Dochodzę do wniosku że jestem sprzecznością samą w sobie... Kolejny wtorek, kolejne przemyślenia, kolejne dni w biegu. Ale zaczynam coraz więcej dostrzegać, coraz więcej rozumieć. Zaczynam łamać sie do zmiany...

niedziela, 1 listopada 2009


Ech... Dochodzę do straszliwych wniosków, że cmentarze, zwłaszcza nocą, mają dla mnie nieodparty urok... Ich atmosfera i swoiste oddziaływanie przyciągają jak magnez. W ostatnich dniach... no cóż, nietypowo, bo spokojnie i smutno i z tysiącami łagodnych ogników. Zwykle tak nie jest. Zwykle każdy cmentarz ma swoją osobowość, swoją własną historię do opowiedzenie uważnemu słuchaczowi. W takie święta jak to, wszystkie są urokliwe ale nudne. Jednakowe. Szare i bezosobowe.

Stanie na mrozie prze ponad pięć godzin zdecydowanie mnie już nie bawi. Skończyły się lata szalonej młodości, teraz inne wartości zajmują piedestał.

Czas zabrać się za naukę, czas wrócić do lektury, czas wykorzystać daną mi przez los energię i radosną nadpobudliwość. Świat jest piękny!

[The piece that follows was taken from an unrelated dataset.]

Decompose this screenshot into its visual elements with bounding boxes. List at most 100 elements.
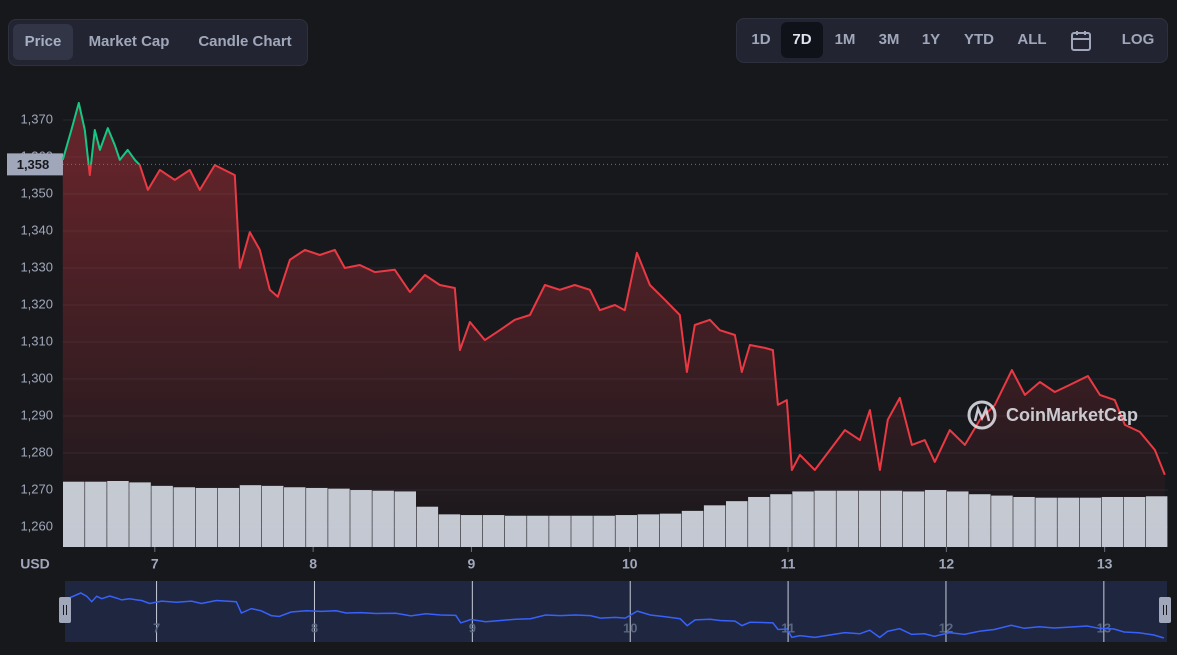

Hmmm. Tak sobie myślę, że w końcu kiedyś ilość moich pseudonimów (czyt. ukrytych osobowości) mnie przytłoczy. Bo kim to ja już nie byłam... Kucykiem, Pomidorem, Koalą, Wężem Boa, Plastusiem, Chachurem, Królową, Silwerkoniką, Anielą, Oprawcą Trolli, Śnieżnym Elfem, Szamanką, Czerwonym Kapturkiem, Autorką, Piórnikiem, Studentką Zorientowaną, Skarbniczką, Córką Małpy, Mamą gesią, Żoną prezesa, Przewodniczką, Wieszczką, Kozą... Myślę, że nawet Kuro-no-Kitsune nie dorównałby mi ilością przezwisk, gdyby chcieć policzyć wszystkie. A najdziwniejsze jest to, że w zasadzie każde z tych określeń naprawdę opisuje mnie. To ubrane w słowa maski... Maski nie będące fałszem, tylko kolejnymi obliczami tej samej osoby.
Silwerkonika jest chyba najbardziej obszernym z moich przezwisk. Żadne z nich nie towarzyszy mi aż tak długo, żadne nie ma tylu znaczeń. Silwerkonika jest tym dzieckiem, zafascynowanym RPG i zapatrzonym w brata i kuzyna. Silwerkonika jest małym odkrywcą internetu. Silwerkonika jest dziewczyną, która potrafiła spędzić całe dni z Fiołkiem, bo dla nich nie istniało nic poza ich małym prywatnym światem. Silwerkonika to niesmiałe stworzenie potajemnie cieszące się z całowania z kumplem w barze. Silwerkonika to wybuchowa mieszanka sprzeczności, lubiąca szokować i wprowadzać zamęt. To mały podjudzacz i czarownica. Była satanistka i nieustraszony leń. Pozostałe przydomki mają jedno dwa znaczenia...
Nic na świecie nie jest proste, nic nie da się ewidentnie określić. Maski... cóż, każdy je nosi. Nie są fałszem są pewnym stereotypem. A to że moje mają imiona... No cóż, łatwiej mi je rozróżnić :)
Nic na świecie nie jest proste. To takie dziwne - jak słowa "nienawidzę cię!" mogą być wyznaniem przyjaźni... A jednak! Bo to także jest maska.
A teraz nadchodzi zima. Śnieg jest kolejną maską ziemi...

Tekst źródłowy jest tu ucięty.